Нередко объективные ограничения (или, наоборот, дополнительные возможности, позволяющие преодолеть эти ограничения) связывают с технологиями (а также с владением этими технологиями), с природными условиями, с нормативно-законодательными предписаниями (запрещающими или разрешающими), с существующими моральными ограничениями (например, с реальной организационной культурой или с традициями какогото этноса), с неблагоприятными организационными или бытовыми условиями, а также с внутренними ограничениями или возможностями конкретного человека (с развитием интеллекта, с опытом, с интуицией, со здоровьем, с развитием его совести и т.п.). О сложных соотношениях объективного и субъективного рассуждают Т.В. Корнилова и С.Д. Смирнов, когда справедливо указывают, что даже объективное знание как-то еще должно быть воспринято «объективным наблюдателем». Но наблюдатели — это субъекты, то есть и законы объективного мира устанавливаются, а потом еще и меняются самим человеком [12, c. 44] (Корнилова, Смирнов, 2011). Для психологов вообще субъективное становится предметом исследования, что означает признание его реальности. Поскольку сами психологи выявляют и даже используют на практике те или иные психологические закономерности, то, следовательно, субъективное тоже реально, то есть объективно (и также зависит от наблюдателя и исследователя, как и законы природы). Хотя на это счет и у самих психологов существуют иные точки зрения, когда субъективное вообще отрицается (например, в радикальном бихевиоризме и др.).

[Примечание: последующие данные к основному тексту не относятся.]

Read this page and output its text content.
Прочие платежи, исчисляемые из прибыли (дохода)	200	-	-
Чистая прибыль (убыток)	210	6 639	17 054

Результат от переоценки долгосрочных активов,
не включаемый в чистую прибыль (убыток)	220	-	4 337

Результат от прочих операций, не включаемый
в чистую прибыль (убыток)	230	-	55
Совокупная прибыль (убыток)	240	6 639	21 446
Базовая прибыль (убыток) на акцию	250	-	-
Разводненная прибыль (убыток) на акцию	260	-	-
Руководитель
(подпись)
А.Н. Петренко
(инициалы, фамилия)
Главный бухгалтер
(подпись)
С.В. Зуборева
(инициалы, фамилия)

Сложность определения субъективного в контексте «запретного» и «невозможного» определяется следующим противоречием. С одной стороны, если какие-то внутренние запреты или убежденность в абсолютной невозможности каких-то дел у конкретного человека достаточно сильны, то эти дела действительно для него становятся почти не реализуемы. Но, с другой стороны, если человек готов не только настроить себя на решение сложных задач, но и соответственно подготовиться к этому, то многие ранее невозможные и даже запретные дела становятся для такого человека вполне достижимыми. Например, он может и в МГУ поступить, и статью написать, и даже успешно торговать на рынке… Но «выпить море» или «переубедить образованного дурака, убежденного в своей непогрешимости, да еще и остепененного», даже у него не получится… Хотя в фантазиях это для кого-то и оказывается возможным… Соответственно, представленная выше модель (рис. 1) позволяет лишь ориентировочно обозначать принципиальную возможность или невозможность решения тех или иных сложных проблем, но для окончательного их решения нужно знать конкретные особенности той или иной ситуации (контекст решения проблем). Впрочем, без учета таких контекстов невозможно работать и со многими другими моделями, и тем более интерпретировать результаты различных диагностических методик.

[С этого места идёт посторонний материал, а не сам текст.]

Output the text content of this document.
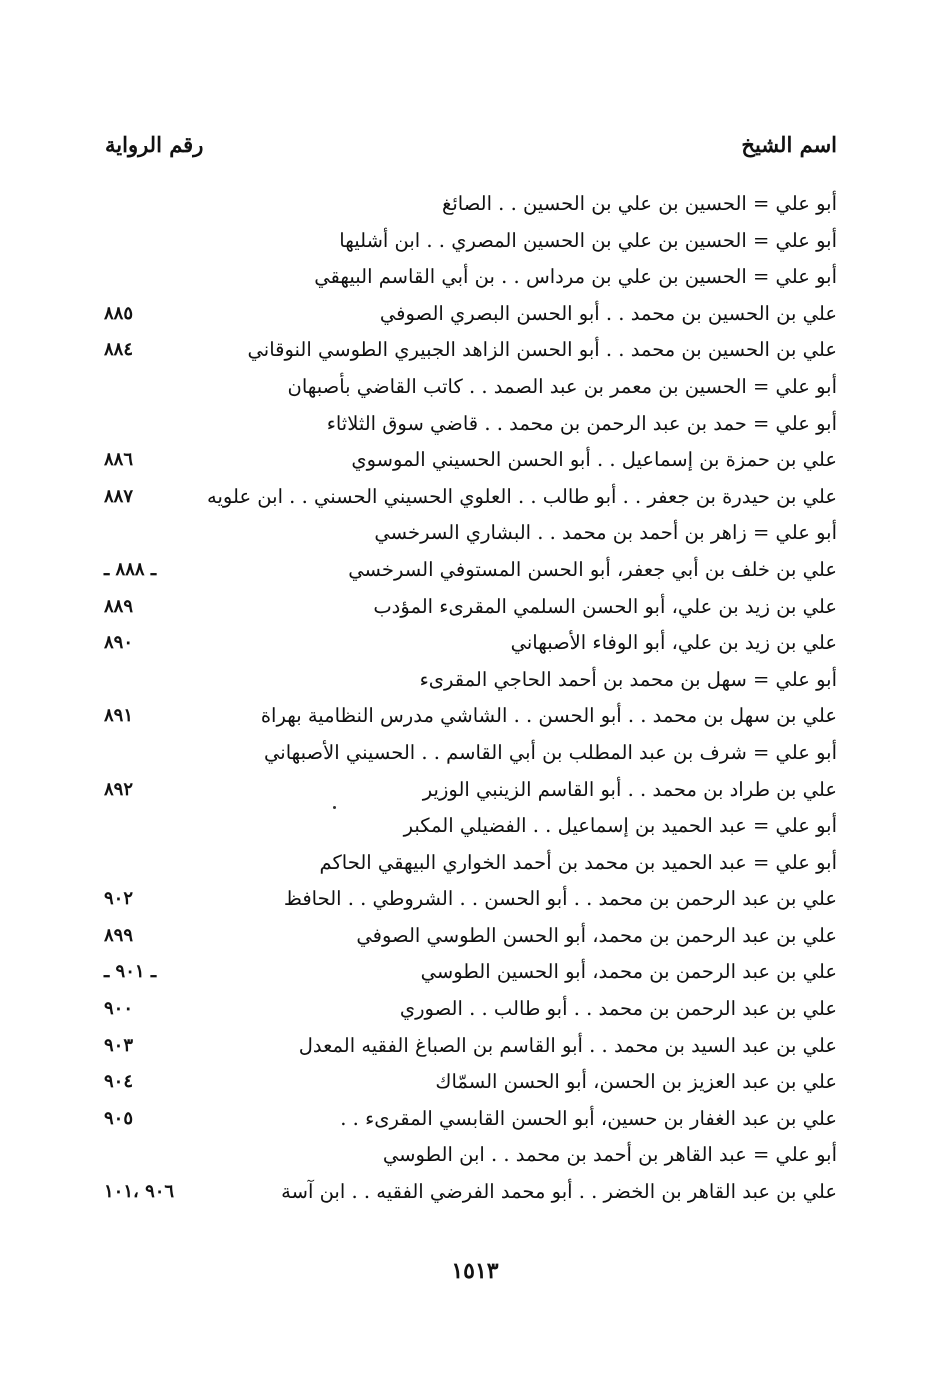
اسم الشيخ
رقم الرواية
أبو علي = الحسين بن علي بن الحسين . . الصائغ
أبو علي = الحسين بن علي بن الحسين المصري . . ابن أشليها
أبو علي = الحسين بن علي بن مرداس . . بن أبي القاسم البيهقي
علي بن الحسين بن محمد . . أبو الحسن البصري الصوفي
٨٨٥
علي بن الحسين بن محمد . . أبو الحسن الزاهد الجبيري الطوسي النوقاني
٨٨٤
أبو علي = الحسين بن معمر بن عبد الصمد . . كاتب القاضي بأصبهان
أبو علي = حمد بن عبد الرحمن بن محمد . . قاضي سوق الثلاثاء
علي بن حمزة بن إسماعيل . . أبو الحسن الحسيني الموسوي
٨٨٦
علي بن حيدرة بن جعفر . . أبو طالب . . العلوي الحسيني الحسني . . ابن علويه
٨٨٧
أبو علي = زاهر بن أحمد بن محمد . . البشاري السرخسي
علي بن خلف بن أبي جعفر، أبو الحسن المستوفي السرخسي
ـ ٨٨٨ ـ
علي بن زيد بن علي، أبو الحسن السلمي المقرىء المؤدب
٨٨٩
علي بن زيد بن علي، أبو الوفاء الأصبهاني
٨٩٠
أبو علي = سهل بن محمد بن أحمد الحاجي المقرىء
علي بن سهل بن محمد . . أبو الحسن . . الشاشي مدرس النظامية بهراة
٨٩١
أبو علي = شرف بن عبد المطلب بن أبي القاسم . . الحسيني الأصبهاني
علي بن طراد بن محمد . . أبو القاسم الزينبي الوزير
٨٩٢
أبو علي = عبد الحميد بن إسماعيل . . الفضيلي المكبر
أبو علي = عبد الحميد بن محمد بن أحمد الخواري البيهقي الحاكم
علي بن عبد الرحمن بن محمد . . أبو الحسن . . الشروطي . . الحافظ
٩٠٢
علي بن عبد الرحمن بن محمد، أبو الحسن الطوسي الصوفي
٨٩٩
علي بن عبد الرحمن بن محمد، أبو الحسين الطوسي
ـ ٩٠١ ـ
علي بن عبد الرحمن بن محمد . . أبو طالب . . الصوري
٩٠٠
علي بن عبد السيد بن محمد . . أبو القاسم بن الصباغ الفقيه المعدل
٩٠٣
علي بن عبد العزيز بن الحسن، أبو الحسن السمّاك
٩٠٤
علي بن عبد الغفار بن حسين، أبو الحسن القابسي المقرىء . .
٩٠٥
أبو علي = عبد القاهر بن أحمد بن محمد . . ابن الطوسي
علي بن عبد القاهر بن الخضر . . أبو محمد الفرضي الفقيه . . ابن آسة
٩٠٦ ،١٠١
١٥١٣
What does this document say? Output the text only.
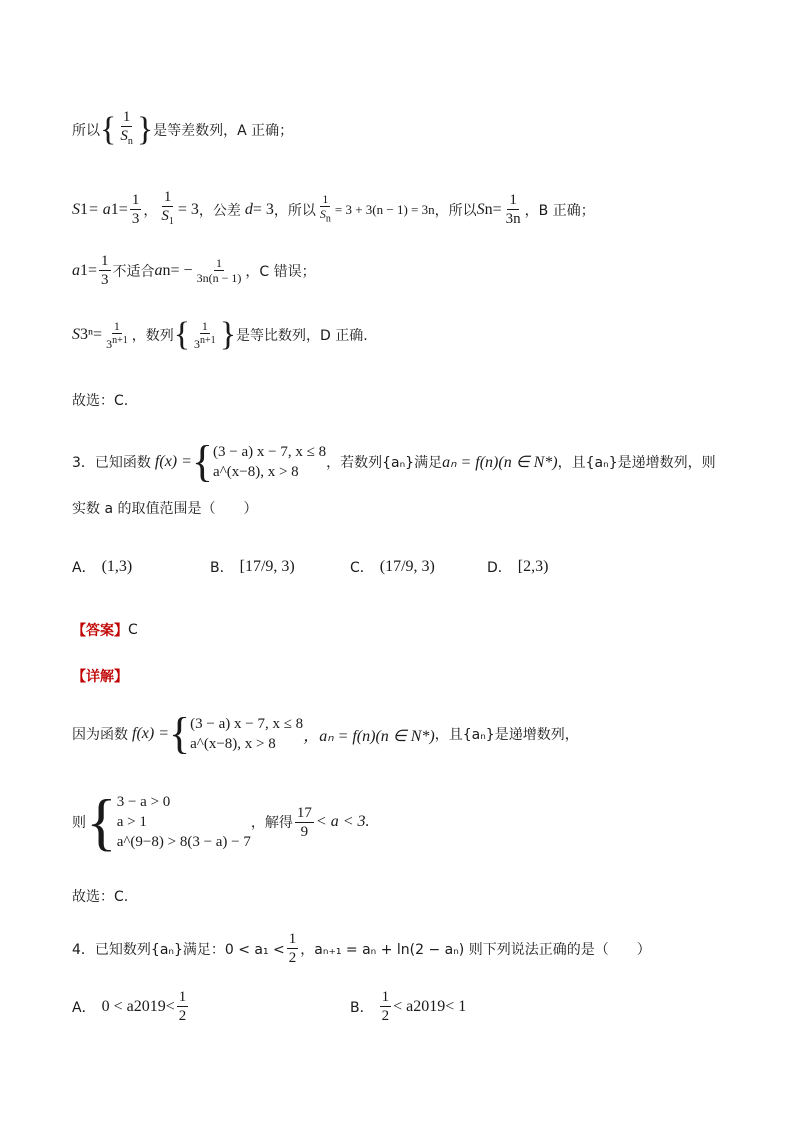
所以 { $\frac{1}{S_n}$ } 是等差数列，A 正确；
S 1 = a $1 = \frac{1}{3}$ ， $\frac{1}{S_1} = 3$ ，公差 d = 3 ，所以 $\frac{1}{S_n} = 3 + 3(n - 1) = 3n$ ，所以 S $n = \frac{1}{3n}$ ，B 正确；
a $1 = \frac{1}{3}$ 不适合 a n = − $\frac{1}{3n(n - 1)}$ ，C 错误；
S $3^n = \frac{1}{3^{n+1}}$ ，数列 { $\frac{1}{3^{n+1}}$ } 是等比数列，D 正确.
故选：C.
3．已知函数 f(x) = { (3 − a) x − 7, x ≤ 8
a^(x−8), x > 8
，若数列{aₙ}满足 aₙ = f(n)(n ∈ N*) ，且{aₙ}是递增数列，则
实数 a 的取值范围是（　　）
A． (1,3)	B． [17/9, 3)	C． (17/9, 3)	D． [2,3)
【答案】 C
【详解】
因为函数 f(x) = { (3 − a) x − 7, x ≤ 8
a^(x−8), x > 8	，aₙ = f(n)(n ∈ N*) ，且{aₙ}是递增数列，
则 { 3 − a > 0
a > 1
a^(9−8) > 8(3 − a) − 7
，解得 $\frac{17}{9} < a < 3$.
故选：C.
4．已知数列{aₙ}满足：$0 < a_1 < \frac{1}{2}$ ，aₙ₊₁ = aₙ + ln(2 − aₙ) 则下列说法正确的是（　　）
A． 0 < a $2019 < \frac{1}{2}$	B． $\frac{1}{2} < a$ 2019 < 1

Опыт осмысления «невозможного» и «запретного» в психологии, философии и религии
В религиозных подходах предполагается, что влиять на природные и космические закономерности и связанные с ними ограничения могут только боги, которые этот мир и создали. Но, по мере развития научного знания, человечество все больше расширяет границы «невозможного». Правда, отцы церкви считают, что это Сам Господь Бог во многом помогает людям открывать Им же созданные законы, и часть ученых с этим соглашаются. В социальном мире, по мере усложнения и развития людских сообществ, люди также меняют нормы взаимоотношения людей, социальных групп и целых государств, по сути расширяя прежние границы и ограничения. Например, во взглядах на отношения между бедными и богатыми, на отношения мужчин и женщин, на отношения конкретных людей или на взаимодействие человека и окружающего мира и т.п. По сути здесь уже люди выступают творческими субъектами этих взаимоотношений и в каком-то смысле приближаются к тем, кого называют творцами.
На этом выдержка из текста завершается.